The D-backs, no-hit by Edinson Volquez on Saturday, wasted little time getting their first hit out of the way, as Daniel Descalso doubled to lead off the game and scored on Paul Goldschmidt's RBI single. But Tyler Moore knocked a three-run homer in the second, giving the Marlins an early lead.
Arizona starter Braden Shipley, who got called up for the start, took a no-decision in his second big league outing of the season. The right-hander allowed five runs -- four earned -- and scattered seven hits, with three walks and three strikeouts through five innings.

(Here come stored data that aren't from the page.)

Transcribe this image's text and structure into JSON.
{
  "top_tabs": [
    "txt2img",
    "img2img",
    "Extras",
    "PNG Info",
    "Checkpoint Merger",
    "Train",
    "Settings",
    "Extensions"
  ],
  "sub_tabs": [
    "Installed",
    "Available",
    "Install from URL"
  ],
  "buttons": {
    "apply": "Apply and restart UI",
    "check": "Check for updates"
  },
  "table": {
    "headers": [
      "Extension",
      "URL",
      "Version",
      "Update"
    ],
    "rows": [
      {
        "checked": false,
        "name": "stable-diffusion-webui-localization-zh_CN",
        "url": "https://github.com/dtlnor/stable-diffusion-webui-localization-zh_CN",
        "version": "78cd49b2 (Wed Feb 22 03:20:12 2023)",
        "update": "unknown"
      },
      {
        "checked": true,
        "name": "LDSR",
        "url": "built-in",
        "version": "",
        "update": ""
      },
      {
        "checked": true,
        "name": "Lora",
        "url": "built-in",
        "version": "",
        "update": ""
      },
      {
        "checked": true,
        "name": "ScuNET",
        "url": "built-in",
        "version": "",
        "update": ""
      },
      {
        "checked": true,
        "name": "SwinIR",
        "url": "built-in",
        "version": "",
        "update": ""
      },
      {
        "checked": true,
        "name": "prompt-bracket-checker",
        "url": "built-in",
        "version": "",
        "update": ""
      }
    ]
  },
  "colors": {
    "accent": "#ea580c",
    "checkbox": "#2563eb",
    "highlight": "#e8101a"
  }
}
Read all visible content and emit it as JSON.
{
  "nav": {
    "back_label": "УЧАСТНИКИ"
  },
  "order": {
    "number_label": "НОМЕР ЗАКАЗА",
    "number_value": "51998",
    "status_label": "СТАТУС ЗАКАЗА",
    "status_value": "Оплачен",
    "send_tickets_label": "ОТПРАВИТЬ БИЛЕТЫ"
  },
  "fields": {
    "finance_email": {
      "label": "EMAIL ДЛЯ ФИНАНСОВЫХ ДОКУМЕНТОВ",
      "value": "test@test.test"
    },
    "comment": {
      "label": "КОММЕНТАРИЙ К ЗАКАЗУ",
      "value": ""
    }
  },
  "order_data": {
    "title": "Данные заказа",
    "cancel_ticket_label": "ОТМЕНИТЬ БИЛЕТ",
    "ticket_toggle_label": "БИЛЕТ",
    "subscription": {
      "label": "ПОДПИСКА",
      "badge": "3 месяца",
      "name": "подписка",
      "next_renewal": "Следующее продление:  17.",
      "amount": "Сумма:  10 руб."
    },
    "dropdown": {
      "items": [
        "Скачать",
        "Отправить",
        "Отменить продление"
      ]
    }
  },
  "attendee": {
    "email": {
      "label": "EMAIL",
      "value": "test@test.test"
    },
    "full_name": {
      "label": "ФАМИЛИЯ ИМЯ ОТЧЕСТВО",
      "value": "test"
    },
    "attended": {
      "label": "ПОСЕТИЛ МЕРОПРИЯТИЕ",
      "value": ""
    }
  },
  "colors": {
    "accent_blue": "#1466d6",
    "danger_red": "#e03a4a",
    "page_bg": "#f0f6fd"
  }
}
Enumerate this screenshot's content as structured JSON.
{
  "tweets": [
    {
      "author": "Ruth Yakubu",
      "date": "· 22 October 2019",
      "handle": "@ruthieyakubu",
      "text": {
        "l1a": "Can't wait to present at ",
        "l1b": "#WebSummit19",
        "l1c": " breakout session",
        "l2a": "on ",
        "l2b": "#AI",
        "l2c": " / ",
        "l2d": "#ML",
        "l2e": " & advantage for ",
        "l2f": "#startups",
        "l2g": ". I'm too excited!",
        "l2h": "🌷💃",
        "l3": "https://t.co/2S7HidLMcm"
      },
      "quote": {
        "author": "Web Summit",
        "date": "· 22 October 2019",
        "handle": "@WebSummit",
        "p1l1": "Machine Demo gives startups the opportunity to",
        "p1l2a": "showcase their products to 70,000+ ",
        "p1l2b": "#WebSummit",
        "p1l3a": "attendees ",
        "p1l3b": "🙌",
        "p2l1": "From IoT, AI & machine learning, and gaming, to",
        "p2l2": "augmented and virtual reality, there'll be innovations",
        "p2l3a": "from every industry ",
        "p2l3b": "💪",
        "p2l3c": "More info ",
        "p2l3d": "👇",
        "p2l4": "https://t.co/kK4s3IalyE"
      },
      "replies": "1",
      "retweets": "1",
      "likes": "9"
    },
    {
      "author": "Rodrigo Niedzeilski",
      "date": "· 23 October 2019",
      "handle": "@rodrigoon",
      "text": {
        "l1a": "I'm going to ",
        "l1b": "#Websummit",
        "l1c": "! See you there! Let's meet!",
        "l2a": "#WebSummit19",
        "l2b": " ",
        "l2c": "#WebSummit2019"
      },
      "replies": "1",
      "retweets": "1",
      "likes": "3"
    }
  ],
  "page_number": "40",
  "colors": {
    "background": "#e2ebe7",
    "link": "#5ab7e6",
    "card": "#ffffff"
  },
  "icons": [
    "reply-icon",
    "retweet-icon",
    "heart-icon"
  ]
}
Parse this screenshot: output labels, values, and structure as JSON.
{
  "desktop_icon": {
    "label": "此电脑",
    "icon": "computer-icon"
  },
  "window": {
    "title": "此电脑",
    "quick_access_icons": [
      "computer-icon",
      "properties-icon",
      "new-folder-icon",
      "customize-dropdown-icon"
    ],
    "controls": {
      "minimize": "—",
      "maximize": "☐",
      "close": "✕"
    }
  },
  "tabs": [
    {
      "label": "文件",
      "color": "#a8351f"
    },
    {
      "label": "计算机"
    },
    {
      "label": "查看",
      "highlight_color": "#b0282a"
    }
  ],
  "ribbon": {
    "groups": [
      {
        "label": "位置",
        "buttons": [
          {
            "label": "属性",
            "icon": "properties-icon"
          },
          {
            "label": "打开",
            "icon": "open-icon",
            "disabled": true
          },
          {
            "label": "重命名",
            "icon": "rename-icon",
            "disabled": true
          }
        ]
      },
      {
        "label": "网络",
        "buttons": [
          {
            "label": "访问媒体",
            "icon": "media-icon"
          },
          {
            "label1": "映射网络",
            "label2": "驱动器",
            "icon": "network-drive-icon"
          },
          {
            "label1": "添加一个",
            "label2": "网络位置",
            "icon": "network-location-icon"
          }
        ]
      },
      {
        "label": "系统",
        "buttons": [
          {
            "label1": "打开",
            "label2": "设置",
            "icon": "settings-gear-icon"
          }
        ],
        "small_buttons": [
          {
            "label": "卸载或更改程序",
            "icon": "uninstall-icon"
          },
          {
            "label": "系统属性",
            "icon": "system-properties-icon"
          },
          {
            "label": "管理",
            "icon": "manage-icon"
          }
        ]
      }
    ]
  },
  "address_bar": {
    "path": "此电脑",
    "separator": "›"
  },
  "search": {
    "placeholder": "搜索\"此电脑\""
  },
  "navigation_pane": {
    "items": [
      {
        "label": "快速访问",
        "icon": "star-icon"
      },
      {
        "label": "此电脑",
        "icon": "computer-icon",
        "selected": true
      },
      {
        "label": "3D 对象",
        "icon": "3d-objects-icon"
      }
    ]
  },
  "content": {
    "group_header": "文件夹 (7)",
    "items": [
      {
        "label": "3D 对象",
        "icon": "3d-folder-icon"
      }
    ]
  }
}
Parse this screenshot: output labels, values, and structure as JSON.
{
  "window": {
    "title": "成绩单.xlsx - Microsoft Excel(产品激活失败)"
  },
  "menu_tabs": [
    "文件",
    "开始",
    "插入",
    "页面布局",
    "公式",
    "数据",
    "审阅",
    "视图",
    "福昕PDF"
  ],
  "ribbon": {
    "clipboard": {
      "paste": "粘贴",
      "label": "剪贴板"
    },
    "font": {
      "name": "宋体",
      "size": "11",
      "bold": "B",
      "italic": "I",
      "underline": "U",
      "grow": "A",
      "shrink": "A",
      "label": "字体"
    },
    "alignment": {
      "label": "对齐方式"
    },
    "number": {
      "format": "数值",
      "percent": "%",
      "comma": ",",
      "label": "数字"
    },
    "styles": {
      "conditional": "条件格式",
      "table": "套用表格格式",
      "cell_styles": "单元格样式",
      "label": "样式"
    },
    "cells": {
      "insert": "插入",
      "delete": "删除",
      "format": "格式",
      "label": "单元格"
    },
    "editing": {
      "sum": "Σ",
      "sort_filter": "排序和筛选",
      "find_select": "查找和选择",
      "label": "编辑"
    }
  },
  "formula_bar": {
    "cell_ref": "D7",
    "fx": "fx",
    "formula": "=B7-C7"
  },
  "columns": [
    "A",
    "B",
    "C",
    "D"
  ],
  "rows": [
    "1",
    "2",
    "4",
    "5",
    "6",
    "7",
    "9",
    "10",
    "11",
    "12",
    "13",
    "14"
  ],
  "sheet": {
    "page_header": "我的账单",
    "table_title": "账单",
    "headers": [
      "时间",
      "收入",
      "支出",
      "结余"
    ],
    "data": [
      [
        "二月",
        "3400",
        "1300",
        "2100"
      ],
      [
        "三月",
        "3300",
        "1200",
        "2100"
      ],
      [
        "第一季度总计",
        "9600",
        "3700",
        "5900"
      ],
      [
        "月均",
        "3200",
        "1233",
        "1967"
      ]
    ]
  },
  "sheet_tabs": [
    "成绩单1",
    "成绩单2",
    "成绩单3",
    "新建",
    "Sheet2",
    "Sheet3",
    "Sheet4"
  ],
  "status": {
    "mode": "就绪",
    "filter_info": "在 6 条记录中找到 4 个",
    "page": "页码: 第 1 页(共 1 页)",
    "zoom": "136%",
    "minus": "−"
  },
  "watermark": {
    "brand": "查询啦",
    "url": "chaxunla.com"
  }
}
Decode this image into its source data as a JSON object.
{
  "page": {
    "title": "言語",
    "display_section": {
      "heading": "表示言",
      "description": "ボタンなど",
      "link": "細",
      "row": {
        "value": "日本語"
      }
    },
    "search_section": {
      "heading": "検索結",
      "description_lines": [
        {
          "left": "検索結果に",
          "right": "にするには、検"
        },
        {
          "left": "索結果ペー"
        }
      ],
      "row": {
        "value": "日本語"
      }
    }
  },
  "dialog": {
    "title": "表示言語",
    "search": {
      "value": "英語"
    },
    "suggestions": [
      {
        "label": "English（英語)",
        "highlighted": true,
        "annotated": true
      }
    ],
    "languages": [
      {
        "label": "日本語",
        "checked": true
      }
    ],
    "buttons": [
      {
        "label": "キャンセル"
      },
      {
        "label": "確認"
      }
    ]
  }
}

"I thought we played good baseball," said D-backs manager Torey Lovullo, whose club tagged Marlins starter Vance Worley for five runs in 3 2/3 innings. "We came out after a very tough game yesterday, got some early hits, scored an early run and set a better tone. We had some opportunities, and it just didn't translate."
MOMENTS THAT MATTERED
Hustle play for double:Derek Dietrich lifted two sacrifice flies, giving him a couple of RBIs before he came to bat in the seventh inning. Facing left-hander Jorge De La Rosa, Dietrich ripped a ball into the gap in right-center. Hustling out of the box, Dietrich stretched the hit into a double. He scored the go-ahead run on Ellis' two-out single.
"I was thinking two right out of the box," Dietrich said. "I hit it hard on the ground, so I knew it was going to split the outfielders. It's one of those plays, one out, you get on second base. Obviously, an unbelievable at-bat by A.J."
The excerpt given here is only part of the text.